Por Eugenio Fernández Vázquez, Pie de Página, 23 de agosto de 2021.

Lo que sorprende al leer las propuestas y diagnósticos de la iniciativa #CambiémoslaYa, que busca que se modifique la Ley Minera para ponerla en línea con el resto del marco jurídico nacional e internacional, es que hayan hecho falta casi tres décadas de destrozos para que surgiera un esfuerzo así. Revisar el texto de la ley es ver un documento construido para el enriquecimiento de unos pocos a costa de destruir el planeta y las comunidades que lo habitan y defienden, y que va flagrantemente en contra de la Constitución y de los derechos humanos más elementales. #CambiémoslaYa es, por eso, una iniciativa de mínimos indispensables, que urge que triunfe.

Uno de los elementos clave de la Ley Minera, aprobada en 1992, durante el gobierno de Carlos Salinas, es que establece que “la exploración, explotación y beneficio de los minerales o sustancias” objeto de la ley “son de utilidad pública” y que “serán preferentes sobre cualquier otro uso o aprovechamiento del terreno”. La ley marca, además, que no se pueden establecer impuestos a esa actividad.

Esto tiene tres implicaciones fundamentales para la concentración de riqueza y para que las atrocidades de los dueños del gran capital queden impunes. En primer lugar, la ley establece que una de las actividades más destructivas imaginables —la minería— tiene preferencia sobre los esfuerzos de conservación, regeneración o uso sustentable del planeta. Para los salinistas y sus herederos en todos los gobiernos siguientes —incluyendo, en muchos elementos, al de la 4T—, nada importa más que la extracción de las sustancias que se esconden bajo el suelo, ni siquiera los medios de vida de los pueblos ni el futuro de la humanidad, en juego por la crisis climática y el deterioro ambiental.

En segundo lugar, como explican Carsolio, Fini y Linsalata en un análisis sobre el concepto de utilidad pública, “hoy día la normativa reconoce la posibilidad de solicitar la expropiación de bienes no sólo al Estado sino también a particulares, quienes pueden solicitar la expropiación de un bien a un juez cuando la actividad que van a realizar sea reconocida de utilidad pública”. Esto quiere decir que ya no son solo las atrocidades del Estado las que son respaldadas por las cortes, sino también las de Grupo México, el grupo de Baillères o entidades tan despiadadas como ésas. No es la autorización de la destrucción con miras al “bienestar general” —que ya era muy mala—, sino también y sobre todo para fomentar la acumulación de capital a costa de las grandes mayorías.

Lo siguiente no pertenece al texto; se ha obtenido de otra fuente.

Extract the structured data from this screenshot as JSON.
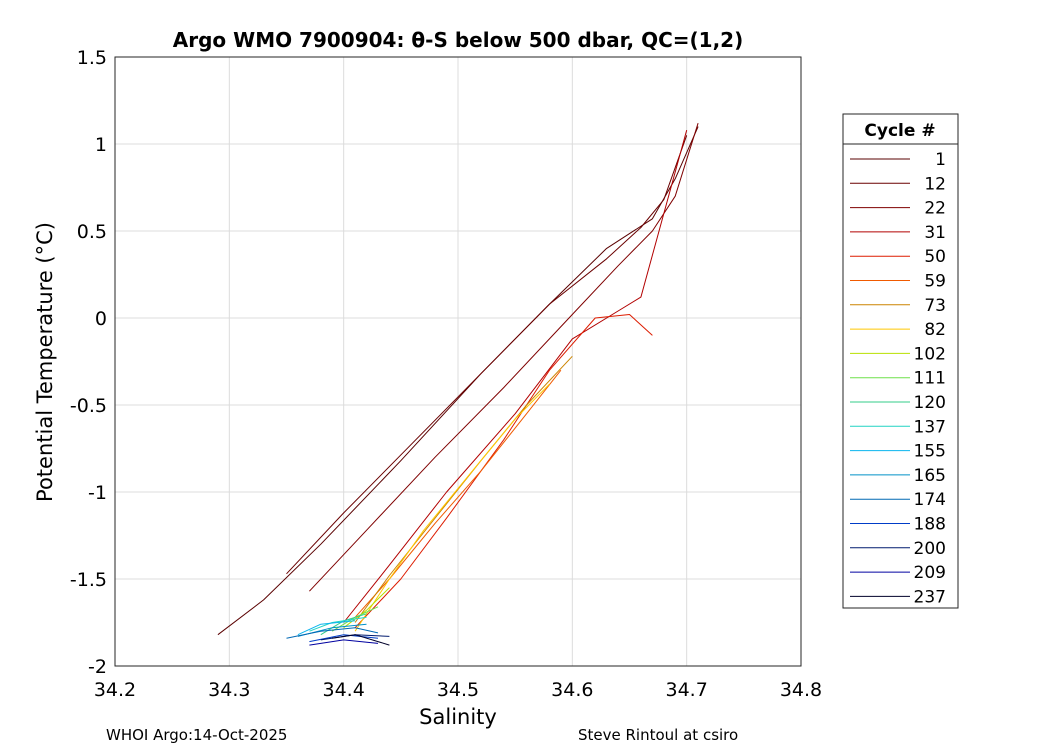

Por otra parte, al establecer que no se pueden imponer impuestos a la minería salvo por parte del gobierno federal se limita la capacidad de todos los demás órdenes de la Federación para poner cota a esa actividad. Y es que una posibilidad para limitar sus daños y sus alcances sería tasar la minería con impuestos tan altos que la hicieran incosteable, y quienes recibirían una mayor presión para lograrlo serían justamente las autoridades con mayor presencia sobre el terreno, las más locales. La Ley Minera es en eso terriblemente antidemocrática: está diseñada para impedir la acción de los más afectados por los proyectos extractivos, haciendo más autoritario al Estado.

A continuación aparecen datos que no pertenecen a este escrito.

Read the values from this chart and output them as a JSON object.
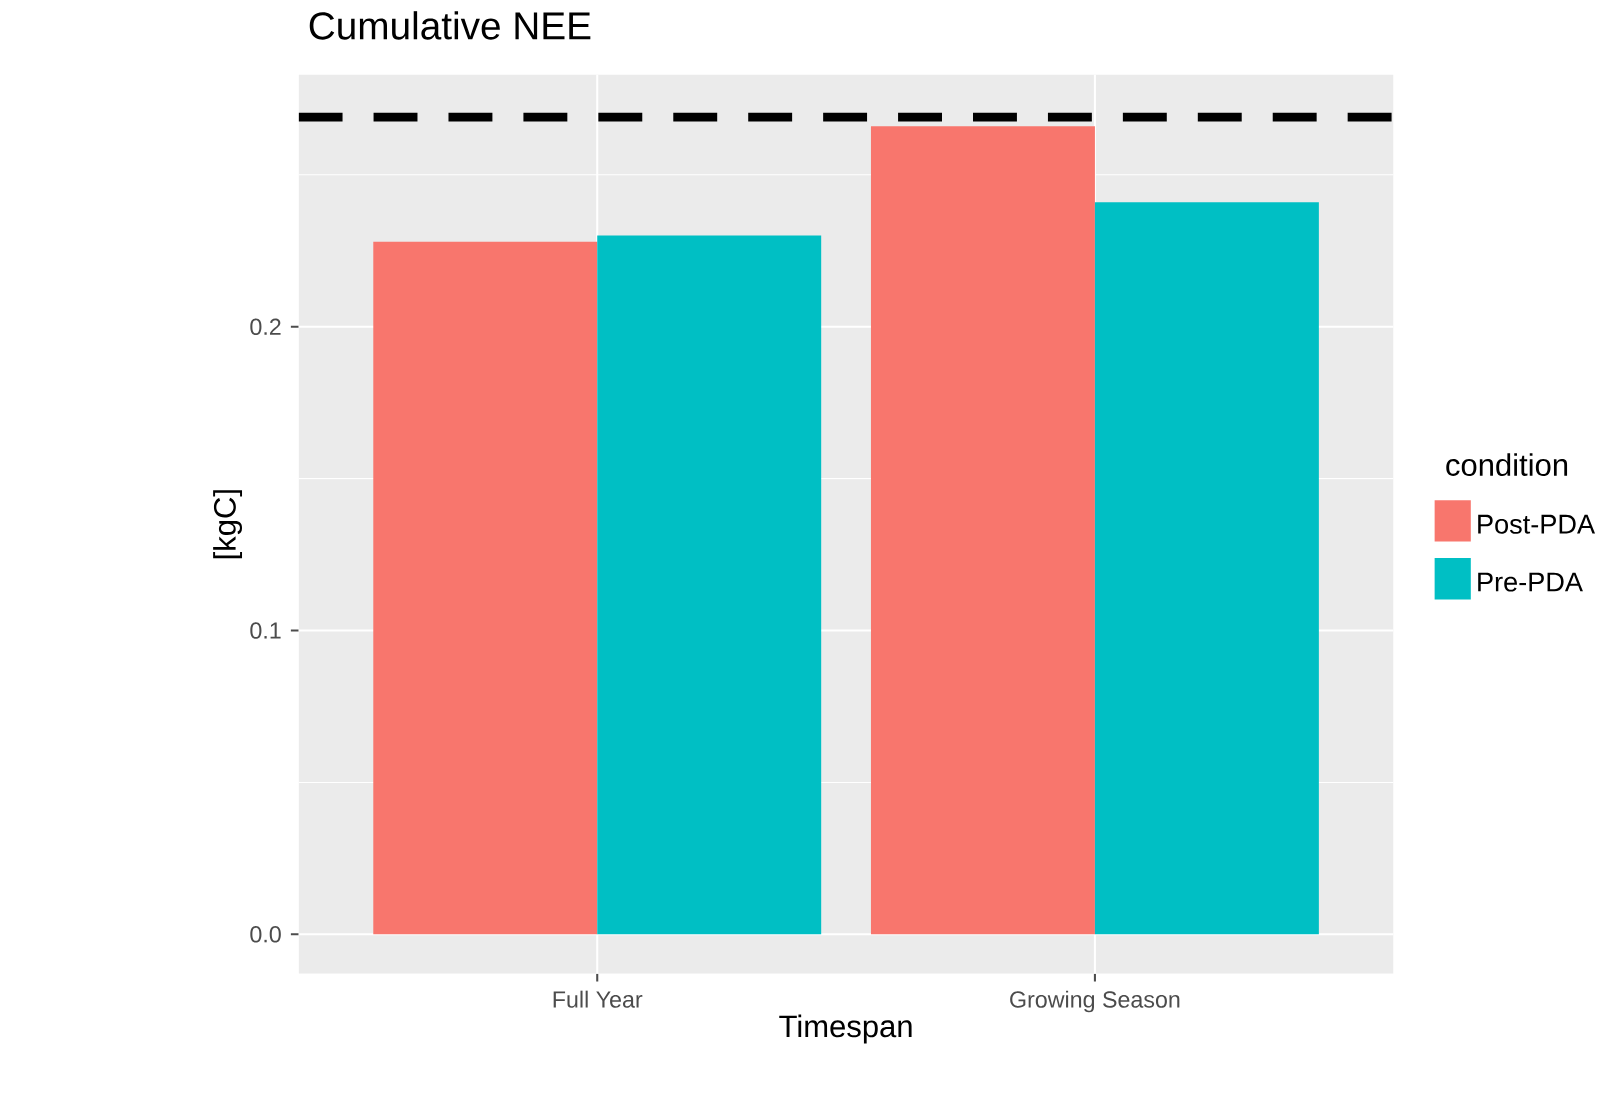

Estas son apenas las provisiones en un párrafo de la Ley Minera, el primero del artículo 6. Un análisis detallado del documento revelaría un montón de injusticias y provisiones muy dañinas que no caben en este espacio. Acabar con una ley semejante es cuestión de mínima decencia, sobre todo cuando sabemos que hemos sacado tantos materiales de la tierra y hemos hecho con ellas tantas cosas —hemos fabricado tantos objetos— que ya pesan más nuestras obras que todos los organismos vivos del planeta. Y no valen los argumentos de que sin esos materiales se colapsa la economía. Más bien hay que acompañar el freno a la minería con un impulso a la economía circular, y ambas tareas están en manos de la misma dependencia, además: la Secretaría de Economía.